Après les frappes américaines et israéliennes contre l’Iran et la riposte de Téhéran, le Premier ministre sénégalais, Ousmane Sonko, alerte sur les conséquences d’un conflit qui pourrait dépasser le cadre régional. Il a appelé à travers une vidéo publiée sur sa page officielle dimanche 1 mars 2026, la retenue et à la lucidité.
Conflit Iran–États-Unis–Israël : Sonko appelle à la lucidité
La situation s’est brusquement aggravée au Moyen-Orient. À la suite de frappes menées par les États-Unis et Israël contre plusieurs cibles en Iran, notamment à Téhéran, les autorités iraniennes ont annoncé la mort du guide suprême Ali Khamenei, présenté comme « tombé en martyr ». Quarante jours de deuil national ont été décrétés et un « châtiment sévère » a été promis.
En riposte, l’Iran a lancé des missiles et des drones en direction d’Israël et contre des bases militaires américaines situées dans plusieurs pays arabes.

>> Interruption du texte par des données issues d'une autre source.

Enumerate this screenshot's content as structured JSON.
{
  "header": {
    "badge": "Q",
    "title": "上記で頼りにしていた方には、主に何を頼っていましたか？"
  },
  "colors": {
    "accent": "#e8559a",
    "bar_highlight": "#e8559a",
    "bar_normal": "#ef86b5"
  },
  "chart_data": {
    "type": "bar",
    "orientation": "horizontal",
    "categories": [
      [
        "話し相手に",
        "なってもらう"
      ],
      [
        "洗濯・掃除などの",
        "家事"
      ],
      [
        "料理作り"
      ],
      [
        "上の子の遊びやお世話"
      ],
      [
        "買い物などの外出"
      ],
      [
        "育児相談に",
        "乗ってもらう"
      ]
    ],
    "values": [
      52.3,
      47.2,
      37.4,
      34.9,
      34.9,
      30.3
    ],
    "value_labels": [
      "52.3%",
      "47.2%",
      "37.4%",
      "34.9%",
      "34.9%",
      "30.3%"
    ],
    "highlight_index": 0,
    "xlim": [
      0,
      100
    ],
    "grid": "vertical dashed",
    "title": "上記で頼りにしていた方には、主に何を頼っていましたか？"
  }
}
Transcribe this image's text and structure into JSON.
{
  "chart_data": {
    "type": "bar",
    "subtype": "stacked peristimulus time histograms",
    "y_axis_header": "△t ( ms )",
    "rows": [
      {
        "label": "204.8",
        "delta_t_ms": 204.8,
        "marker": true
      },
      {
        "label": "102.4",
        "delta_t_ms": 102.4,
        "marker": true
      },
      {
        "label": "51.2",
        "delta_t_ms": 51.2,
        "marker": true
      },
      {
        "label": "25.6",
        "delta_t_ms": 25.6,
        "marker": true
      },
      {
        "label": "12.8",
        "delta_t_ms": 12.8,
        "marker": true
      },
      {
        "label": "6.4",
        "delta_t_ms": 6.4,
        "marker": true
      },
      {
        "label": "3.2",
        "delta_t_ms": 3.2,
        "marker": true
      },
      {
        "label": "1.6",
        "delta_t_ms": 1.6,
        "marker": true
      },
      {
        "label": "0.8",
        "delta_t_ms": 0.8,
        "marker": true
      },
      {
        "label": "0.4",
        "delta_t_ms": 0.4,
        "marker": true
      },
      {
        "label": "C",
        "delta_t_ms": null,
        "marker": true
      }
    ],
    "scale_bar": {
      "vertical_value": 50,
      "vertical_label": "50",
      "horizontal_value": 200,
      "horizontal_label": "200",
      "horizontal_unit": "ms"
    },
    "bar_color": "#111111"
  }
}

Les combats ont fait plusieurs dizaines de morts selon des sources locales. Des estimations non officielles évoquent plus de 200 victimes. Le United States Central Command a confirmé la mort de trois militaires américains et des blessés graves dans ses rangs, dans le cadre de l’opération baptisée « Epic Fury ».
Sur le plan institutionnel, une direction intérimaire a été mise en place à Téhéran en attendant la désignation d’un nouveau guide par l’Assemblée des experts. Pendant ce temps, plusieurs acteurs internationaux, dont l’Union africaine, la CEDEAO, la Russie et l’Union européenne, appellent à la retenue et au retour au dialogue. La compagnie Ethiopian Airlines a suspendu plusieurs vols vers la région en raison de la dégradation sécuritaire.
À Dakar, Ousmane Sonko suit la situation de près. Dans une déclaration vidéo adressée à ses partisans, le leader de Pastef Les Patriotes et chef du gouvernement sénégalais a exprimé son inquiétude face à une escalade qui, selon lui, pourrait dépasser le cadre régional.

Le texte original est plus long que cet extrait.